Creating an injury connectome for tumors will revolutionize neuro-oncology. An enriched connectome with information from tissue quality and fMRI, goes beyond the traditional use of fMRI which is used in surgical planning to compliment the extracted tracts from dMRI. It will enable the surgeon to take a connectomic approach to surgery in which the effect of the resection of tumor and healthy tissue leading to tumor region, can be known beforehand, enabling maximal resection with minimal current and future deficit, structurally, functionally and behaviorally. Such a connectome will help understand the mechanism of plasticity as the tumor grows, as well as after surgery, suggesting therapeutic prospects. This is expected to improve the quality of life considerably. However, creating such a connectome in the presence of tumors is challenging. The creation of a connectome requires the parcellation of the brain into regions, which has traditionally been achieved by registering an atlas to the brain. However, registration algorithms fail in the presence of a tumor, or at least in the vicinity of it as the layout of regions and the pathways connecting them are altered.
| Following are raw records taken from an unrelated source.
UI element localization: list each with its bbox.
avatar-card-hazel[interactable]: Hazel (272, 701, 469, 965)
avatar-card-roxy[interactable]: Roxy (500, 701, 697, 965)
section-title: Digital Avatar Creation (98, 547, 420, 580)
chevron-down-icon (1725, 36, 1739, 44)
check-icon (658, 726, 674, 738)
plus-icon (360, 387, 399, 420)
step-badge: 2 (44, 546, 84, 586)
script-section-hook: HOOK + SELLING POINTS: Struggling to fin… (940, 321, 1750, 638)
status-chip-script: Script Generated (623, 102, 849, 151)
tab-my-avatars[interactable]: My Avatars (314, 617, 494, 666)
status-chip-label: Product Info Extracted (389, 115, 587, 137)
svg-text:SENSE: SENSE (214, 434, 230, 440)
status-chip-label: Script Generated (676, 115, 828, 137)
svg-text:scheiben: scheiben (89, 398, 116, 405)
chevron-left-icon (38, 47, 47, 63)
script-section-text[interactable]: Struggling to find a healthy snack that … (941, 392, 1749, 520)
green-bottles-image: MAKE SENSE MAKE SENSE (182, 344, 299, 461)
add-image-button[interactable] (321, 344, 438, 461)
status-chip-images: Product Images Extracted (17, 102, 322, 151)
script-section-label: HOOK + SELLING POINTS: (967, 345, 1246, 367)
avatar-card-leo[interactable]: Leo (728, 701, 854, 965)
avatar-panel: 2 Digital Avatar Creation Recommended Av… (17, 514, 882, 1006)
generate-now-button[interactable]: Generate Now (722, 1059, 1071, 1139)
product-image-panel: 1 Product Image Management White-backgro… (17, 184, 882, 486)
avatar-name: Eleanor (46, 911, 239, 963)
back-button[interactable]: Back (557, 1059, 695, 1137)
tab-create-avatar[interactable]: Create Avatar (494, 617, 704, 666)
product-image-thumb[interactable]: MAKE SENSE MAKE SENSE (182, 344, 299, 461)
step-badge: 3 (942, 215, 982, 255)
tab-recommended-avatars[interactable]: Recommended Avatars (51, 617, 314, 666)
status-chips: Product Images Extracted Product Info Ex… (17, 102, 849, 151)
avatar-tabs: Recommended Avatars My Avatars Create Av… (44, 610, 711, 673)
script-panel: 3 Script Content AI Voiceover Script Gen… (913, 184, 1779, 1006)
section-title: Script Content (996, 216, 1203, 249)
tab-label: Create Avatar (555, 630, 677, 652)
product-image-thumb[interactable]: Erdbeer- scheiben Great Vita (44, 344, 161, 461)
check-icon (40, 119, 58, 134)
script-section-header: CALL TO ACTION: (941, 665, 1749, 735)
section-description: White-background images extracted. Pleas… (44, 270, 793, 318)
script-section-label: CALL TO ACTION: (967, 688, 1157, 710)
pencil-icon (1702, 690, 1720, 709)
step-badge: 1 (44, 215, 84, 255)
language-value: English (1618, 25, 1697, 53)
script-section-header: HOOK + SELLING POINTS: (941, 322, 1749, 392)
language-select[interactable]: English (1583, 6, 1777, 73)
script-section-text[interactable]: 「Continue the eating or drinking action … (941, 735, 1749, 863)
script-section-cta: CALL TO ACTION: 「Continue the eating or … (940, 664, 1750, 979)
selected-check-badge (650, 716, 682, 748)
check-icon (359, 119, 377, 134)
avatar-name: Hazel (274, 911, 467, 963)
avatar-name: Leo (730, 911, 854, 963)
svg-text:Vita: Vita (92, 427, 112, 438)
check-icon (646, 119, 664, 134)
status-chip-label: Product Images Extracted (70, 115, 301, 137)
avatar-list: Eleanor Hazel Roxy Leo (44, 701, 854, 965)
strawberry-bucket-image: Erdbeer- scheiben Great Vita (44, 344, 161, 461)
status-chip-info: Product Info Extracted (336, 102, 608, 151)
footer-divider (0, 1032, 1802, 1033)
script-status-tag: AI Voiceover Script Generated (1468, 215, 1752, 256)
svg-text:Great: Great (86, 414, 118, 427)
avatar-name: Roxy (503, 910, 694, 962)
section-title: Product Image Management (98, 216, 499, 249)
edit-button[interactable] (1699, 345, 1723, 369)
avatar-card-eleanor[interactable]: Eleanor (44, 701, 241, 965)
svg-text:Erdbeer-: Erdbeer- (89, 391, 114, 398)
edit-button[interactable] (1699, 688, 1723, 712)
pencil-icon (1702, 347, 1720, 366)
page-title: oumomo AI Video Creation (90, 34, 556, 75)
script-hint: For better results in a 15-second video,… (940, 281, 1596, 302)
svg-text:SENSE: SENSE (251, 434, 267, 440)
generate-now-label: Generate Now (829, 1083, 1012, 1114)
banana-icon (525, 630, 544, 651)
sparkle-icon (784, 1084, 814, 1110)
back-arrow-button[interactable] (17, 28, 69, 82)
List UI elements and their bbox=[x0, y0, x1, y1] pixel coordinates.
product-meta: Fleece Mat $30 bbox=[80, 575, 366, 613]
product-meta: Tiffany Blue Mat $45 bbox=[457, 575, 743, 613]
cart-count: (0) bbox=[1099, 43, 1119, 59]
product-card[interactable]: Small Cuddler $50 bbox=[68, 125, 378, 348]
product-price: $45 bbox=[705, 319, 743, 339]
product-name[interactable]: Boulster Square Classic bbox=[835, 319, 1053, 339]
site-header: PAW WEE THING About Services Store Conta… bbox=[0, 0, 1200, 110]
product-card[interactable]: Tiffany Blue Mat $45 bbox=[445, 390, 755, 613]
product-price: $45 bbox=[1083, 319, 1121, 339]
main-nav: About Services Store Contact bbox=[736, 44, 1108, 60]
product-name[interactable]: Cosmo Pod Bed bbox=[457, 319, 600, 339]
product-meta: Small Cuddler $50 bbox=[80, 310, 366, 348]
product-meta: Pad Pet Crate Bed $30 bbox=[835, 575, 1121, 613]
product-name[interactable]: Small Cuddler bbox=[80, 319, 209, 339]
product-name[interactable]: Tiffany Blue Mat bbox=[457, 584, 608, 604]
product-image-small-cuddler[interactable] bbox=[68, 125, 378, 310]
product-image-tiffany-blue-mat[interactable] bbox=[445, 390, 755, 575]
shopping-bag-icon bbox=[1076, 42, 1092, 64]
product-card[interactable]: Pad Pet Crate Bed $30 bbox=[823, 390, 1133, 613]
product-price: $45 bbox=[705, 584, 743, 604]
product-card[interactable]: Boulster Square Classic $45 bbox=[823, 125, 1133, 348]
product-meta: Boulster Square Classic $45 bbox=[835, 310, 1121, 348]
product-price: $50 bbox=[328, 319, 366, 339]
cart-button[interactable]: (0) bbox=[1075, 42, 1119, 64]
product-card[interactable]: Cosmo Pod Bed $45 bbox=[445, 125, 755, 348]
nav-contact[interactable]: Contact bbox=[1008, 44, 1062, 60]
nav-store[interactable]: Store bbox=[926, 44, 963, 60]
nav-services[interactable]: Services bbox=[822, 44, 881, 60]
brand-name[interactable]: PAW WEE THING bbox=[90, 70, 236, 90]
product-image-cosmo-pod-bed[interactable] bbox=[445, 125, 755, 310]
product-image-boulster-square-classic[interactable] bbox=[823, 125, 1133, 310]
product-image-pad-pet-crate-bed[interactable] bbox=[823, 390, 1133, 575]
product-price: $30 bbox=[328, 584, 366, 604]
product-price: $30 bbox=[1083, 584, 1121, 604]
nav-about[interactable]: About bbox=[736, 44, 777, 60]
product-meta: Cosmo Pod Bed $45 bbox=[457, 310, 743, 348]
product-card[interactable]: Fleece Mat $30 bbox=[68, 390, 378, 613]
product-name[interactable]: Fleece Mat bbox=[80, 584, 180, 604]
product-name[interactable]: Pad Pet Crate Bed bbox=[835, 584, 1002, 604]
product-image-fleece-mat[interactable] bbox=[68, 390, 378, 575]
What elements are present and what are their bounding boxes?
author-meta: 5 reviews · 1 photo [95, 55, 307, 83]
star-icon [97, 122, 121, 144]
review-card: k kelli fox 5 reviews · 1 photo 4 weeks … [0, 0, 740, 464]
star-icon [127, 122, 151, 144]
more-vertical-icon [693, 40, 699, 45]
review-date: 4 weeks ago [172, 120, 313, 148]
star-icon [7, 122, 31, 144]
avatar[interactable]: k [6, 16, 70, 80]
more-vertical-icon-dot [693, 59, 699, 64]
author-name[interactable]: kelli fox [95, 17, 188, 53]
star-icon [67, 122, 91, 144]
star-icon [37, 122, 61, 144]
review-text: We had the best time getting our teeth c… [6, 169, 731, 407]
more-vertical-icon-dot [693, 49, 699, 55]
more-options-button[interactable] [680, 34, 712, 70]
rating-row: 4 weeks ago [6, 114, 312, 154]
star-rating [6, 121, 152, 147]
The methods that avoid registration to an atlas by obtaining subject specific parcellation [7], still fail around the tumor. Hence, doing tracking based on edema invariant tractography, using it to create a connectivity map of the brain, and finally obtaining a parcellation is an open area of research. Success of graph matching in identifying anomalies in TBI [20, 21], suggests it as a promising tool to overcome the registration problem through mapping regions from a healthy brain into a brain with tumor. Figure 6 demonstrates how graph matching could be used for registration.

Fig. 6.
figure 6

Matching networks between brains, post- (left) and pre- (right) tumor resection: Using graph matching to overcome the registration problem in the presence of tumor, by finding a mapping between the nodes of a resected brain with nodes of brain with tumor.

Once such a connectome is created, measures of injury like the one described above, can be used to quantify the effect of WM removal, and that of radiation on the rest of the brain. In a longitudinal study on the effect of radiation on brain connectivity, we saw a decreased efficiency of the brain with increased dosage (Fig. 7). Analysis at the subnetwork level of eloquent (motor, visual and language) and behavioral (executive functioning, working memory and other cognitive networks) subnetworks will pave the way of quantifying cognitive changes temporally. Surgical and radiation planning will improve with such a connectome, as it will be possible to know how the surgical path will affect the brain post-surgery, as well as determine a radiation plan that is least invasive. This “patho-connectomic” view of surgery will therefore enrich therapeutic care, and subsequently the quality of life.

Fig. 7.
figure 7

Effect of radiation on local measures of tissue quality (left: top) and connectivity (left: bottom) does not show any changes with dosage. The global measure of efficiency of brain network shows a decrease with increasing dosage (right).

3.4 Conclusions

Connectomics [9, 23] has revolutionized brain research in the past decade, enabling research in sex differences [24, 25], development [26] and psychopathology [27]. However, despite its tremendous potential, traditional connectomics falls short in the analysis of brain injury and has not translated to the clinic. In this paper, we enumerated some of the major limitations of traditional connectomics in brain injury, highlighting the need for patho-connectomics, an injury specific connectomic paradigm, that would enable a multi-modal analysis of injured brains, both at the population level for creating biomarkers, but also at the individual level paving the way for precision medicine.